Assuming a proposal is submitted, the Forest Service will review it through its National Environmental Policy Act procedures, which include public comment. The cycling community will have to pay for the agency’s review, Hopkins said.
While the outcome is far from certain, Hopkins said one outcome can be ruled out.
“It’s not going to be like the summer trail use,” she said. Routes in critical winter range for deer and elk also will be off-limits, she said.
Mike Pritchard, executive director of the Roaring Fork Mountain Bike Association, a local chapter of the international association, is heading the planning in the Aspen area. He said the ultimate goal would be to open routes that are currently open to snowmobiles and winter trails that are regularly compacted by users.
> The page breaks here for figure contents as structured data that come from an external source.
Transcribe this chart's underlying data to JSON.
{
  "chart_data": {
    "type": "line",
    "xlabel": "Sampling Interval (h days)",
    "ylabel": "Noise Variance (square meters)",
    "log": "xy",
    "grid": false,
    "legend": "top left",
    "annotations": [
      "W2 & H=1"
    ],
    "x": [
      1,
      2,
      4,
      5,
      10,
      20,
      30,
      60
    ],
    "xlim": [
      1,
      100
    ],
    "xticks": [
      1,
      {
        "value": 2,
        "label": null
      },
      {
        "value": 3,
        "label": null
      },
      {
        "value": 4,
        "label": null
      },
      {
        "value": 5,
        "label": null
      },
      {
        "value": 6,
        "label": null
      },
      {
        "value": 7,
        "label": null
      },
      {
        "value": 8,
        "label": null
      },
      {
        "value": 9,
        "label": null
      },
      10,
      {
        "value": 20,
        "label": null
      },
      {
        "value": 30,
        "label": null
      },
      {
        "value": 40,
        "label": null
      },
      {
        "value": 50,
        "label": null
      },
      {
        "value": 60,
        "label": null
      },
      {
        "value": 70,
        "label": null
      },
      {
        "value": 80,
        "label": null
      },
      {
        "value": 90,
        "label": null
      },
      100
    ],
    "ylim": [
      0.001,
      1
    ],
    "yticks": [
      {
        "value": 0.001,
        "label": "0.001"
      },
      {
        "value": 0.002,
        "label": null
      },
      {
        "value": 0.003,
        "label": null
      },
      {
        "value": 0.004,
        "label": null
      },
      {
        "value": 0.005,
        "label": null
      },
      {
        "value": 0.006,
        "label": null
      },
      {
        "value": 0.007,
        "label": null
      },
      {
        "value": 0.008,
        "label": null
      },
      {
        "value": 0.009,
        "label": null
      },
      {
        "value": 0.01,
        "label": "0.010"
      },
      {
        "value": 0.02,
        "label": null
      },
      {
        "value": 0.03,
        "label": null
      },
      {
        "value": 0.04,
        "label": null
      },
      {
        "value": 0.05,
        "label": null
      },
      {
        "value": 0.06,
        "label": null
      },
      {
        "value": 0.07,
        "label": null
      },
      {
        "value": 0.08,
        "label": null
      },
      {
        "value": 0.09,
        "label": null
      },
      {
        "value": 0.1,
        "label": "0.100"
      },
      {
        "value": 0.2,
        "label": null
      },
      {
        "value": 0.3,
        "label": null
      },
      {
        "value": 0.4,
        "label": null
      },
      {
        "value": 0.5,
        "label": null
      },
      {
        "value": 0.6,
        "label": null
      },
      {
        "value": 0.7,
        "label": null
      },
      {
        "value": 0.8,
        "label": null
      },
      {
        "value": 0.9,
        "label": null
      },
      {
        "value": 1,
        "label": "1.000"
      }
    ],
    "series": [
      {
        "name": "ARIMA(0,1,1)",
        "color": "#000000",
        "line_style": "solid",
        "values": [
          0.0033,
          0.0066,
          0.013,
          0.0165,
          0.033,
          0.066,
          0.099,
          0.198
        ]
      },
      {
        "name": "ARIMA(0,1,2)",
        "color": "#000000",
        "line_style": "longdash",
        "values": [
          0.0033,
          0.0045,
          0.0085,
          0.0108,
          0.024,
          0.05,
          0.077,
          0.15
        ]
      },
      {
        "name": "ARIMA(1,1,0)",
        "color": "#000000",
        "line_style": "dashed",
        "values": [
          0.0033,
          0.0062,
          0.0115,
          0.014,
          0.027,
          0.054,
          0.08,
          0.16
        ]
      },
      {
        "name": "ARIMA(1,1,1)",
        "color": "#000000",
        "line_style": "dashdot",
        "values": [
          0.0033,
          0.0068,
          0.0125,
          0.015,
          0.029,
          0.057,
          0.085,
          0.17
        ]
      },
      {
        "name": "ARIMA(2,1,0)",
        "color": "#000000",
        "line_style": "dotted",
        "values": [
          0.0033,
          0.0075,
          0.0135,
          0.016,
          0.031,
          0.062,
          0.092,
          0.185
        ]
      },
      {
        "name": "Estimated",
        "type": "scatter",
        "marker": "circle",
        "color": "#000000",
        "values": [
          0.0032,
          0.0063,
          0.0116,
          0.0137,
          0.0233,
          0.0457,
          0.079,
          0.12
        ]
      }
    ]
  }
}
Can’t accommodate all users
Rich Doak, recreation staff officer for the White River forest, said the local forest isn’t the only one facing pressure for increased access, and national forests aren’t the only lands facing pressure. The BLM and state parks also are being forced to look at their regulations. He stressed that it’s not a given that regulations will be altered. Not every recreational use is guaranteed its place in the forest.
“We can no longer be the provider to everyone on the national forest,” Doak said. “We have limitations.”
Additional consideration in the review — beyond wildlife habitat — include user conflicts, speed and safety of fat bikes and compact of snow and resource damage.
Hopkins said some snowmobilers are fine with sharing routes while others see potential for conflicts.
“There are a lot of mixed feelings among the clubs,” she said.
Ride and release your inner child
Aspenite Erik Skarvan, owner of Sun Dog Athletics, an outdoor guiding outfitter which offers fat biking, said more routes are needed because the activity will continue to grow in popularity.
“Some days there are 20 bikes on Maroon,” he said.
At a minimum, he wants winter travel approved on Maroon Creek Road, Highway 82 up Independence Pass, some of the Nordic trail system and on backcountry trails where multiuse isn’t a big concern. In practical terms, single-track trails and Jeep roads won’t see a lot of fat-bike use because, although the sport is growing, there aren’t enough people yet to compact trails after snowstorms.
“You need the actual traffic,” Skarvan said.
Fat-bike riding is best on hard-packed snow. He calls fat biking in the “ugly duckling” stage of development, much like summer mountain biking was in the Aspen area in the early 1980s. Use caught fire before the end of that decade. He’s confident fat biking during winters will be similarly explosive because the sport allows riders to “release your inner child.” Riding the fat-tired bikes on snow and ice provides an entirely different sensation than regular mountain biking or road riding, he said. On fat bikes, riders are typically giddy and giggling.
“It’s not like I’m out with the guys road riding and giggling,” Skarvan quipped.